Invaincu contre dos au mur : la stratégie de survie imposée à Tapha Tine pour éviter le scénario catastrophe

C’est une opposition de styles radicale qui attend les amateurs de lutte ce dimanche à l’Arène nationale. Sous la houlette de Mansour Ba et Jambaar Productions, le duel entre Tapha Tine et Franc ne se résume pas à une simple affiche de gala : il représente un tournant critique pour la hiérarchie de la lutte avec frappe. Si l’un arrive avec la confiance d’une invincibilité historique, l’autre joue, selon les observateurs, sa survie au plus haut niveau.
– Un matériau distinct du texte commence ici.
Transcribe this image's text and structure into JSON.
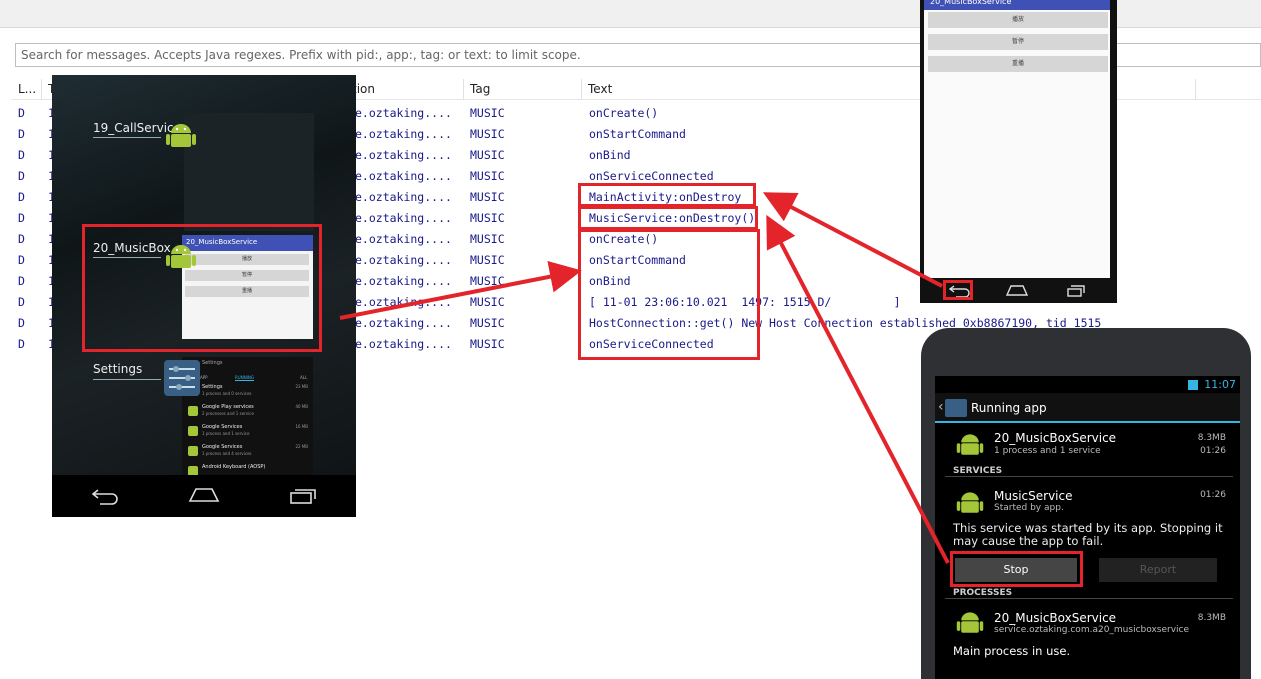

Pour le « Géant du Baol », l’enjeu dépasse la simple victoire. Marqué par sa défaite contre Balla Gaye 2 le 24 juillet 2024, qui a stoppé net une série de quatre succès, Tapha Tine se trouve à la croisée des chemins. Une nouvelle contre-performance compromettrait durablement ses ambitions de titre de Roi des arènes, tandis qu’un succès le relancerait immédiatement dans la course. Mais pour y parvenir, il doit résoudre une équation tactique complexe posée par son adversaire.

Selon les analyses relayées par Lutte TV, la clé du combat réside dans la gestion de la distance. Franc, surnommé le « Ndiago Or », impose un rythme effréné. Fort de ses 15 victoires en autant de sorties — une performance rare qui surpasse les débuts de carrières de légendes comme Yékini ou Modou Lô —, le pensionnaire des Parcelles Assainies privilégie l’attaque rapide. Sa stratégie est constante : réduire la distance, saisir l’adversaire et enchaîner les prises techniques pour abréger le combat.
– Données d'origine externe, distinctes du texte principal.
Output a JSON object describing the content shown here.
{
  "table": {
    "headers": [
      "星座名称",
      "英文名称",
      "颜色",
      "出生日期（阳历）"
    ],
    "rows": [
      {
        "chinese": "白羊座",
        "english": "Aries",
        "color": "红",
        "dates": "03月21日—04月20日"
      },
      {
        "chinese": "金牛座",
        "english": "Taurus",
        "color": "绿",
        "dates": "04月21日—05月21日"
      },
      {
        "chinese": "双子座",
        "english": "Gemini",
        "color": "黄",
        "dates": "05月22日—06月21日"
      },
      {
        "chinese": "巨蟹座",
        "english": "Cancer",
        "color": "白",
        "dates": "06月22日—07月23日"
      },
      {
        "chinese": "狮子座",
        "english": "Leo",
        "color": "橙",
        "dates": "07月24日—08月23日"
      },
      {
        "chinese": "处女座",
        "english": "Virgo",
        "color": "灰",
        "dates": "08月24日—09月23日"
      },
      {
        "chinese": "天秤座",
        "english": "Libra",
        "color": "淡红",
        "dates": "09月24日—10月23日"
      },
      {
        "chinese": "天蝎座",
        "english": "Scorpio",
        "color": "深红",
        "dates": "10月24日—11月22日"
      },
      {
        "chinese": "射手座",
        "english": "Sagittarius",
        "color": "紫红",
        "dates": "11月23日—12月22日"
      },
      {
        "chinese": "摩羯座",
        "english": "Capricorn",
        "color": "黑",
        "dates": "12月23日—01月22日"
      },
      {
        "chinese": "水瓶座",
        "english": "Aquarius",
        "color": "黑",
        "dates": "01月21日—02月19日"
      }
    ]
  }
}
Face à cette explosivité, Tapha Tine doit impérativement imposer son propre tempo. Contrairement à Franc, le lutteur du Baol n’est pas un adepte des combats éclairs. Sa force réside dans l’usure et la bagarre pure. Pour espérer l’emporter, il doit éviter le corps-à-corps immédiat que cherchera Franc. Sa seule option viable, d’après les spécialistes, consiste à utiliser son allonge pour toucher violemment son adversaire à distance.

Le plan de jeu du Géant du Baol repose donc sur sa capacité à blesser Franc par des coups de poing précis avant d’envisager la moindre action de lutte pure. C’est cette « bagarre » préalable qui pourrait créer la brèche nécessaire pour un plaquage ou, à défaut, mener à une victoire sur décision médicale. Toute autre approche qui accepterait la proximité physique dès le coup de sifflet exposerait Tapha Tine à la technicité redoutable de celui qui a déjà épinglé Bombardier, Eumeu Sène et Ama Baldé à son tableau de chasse.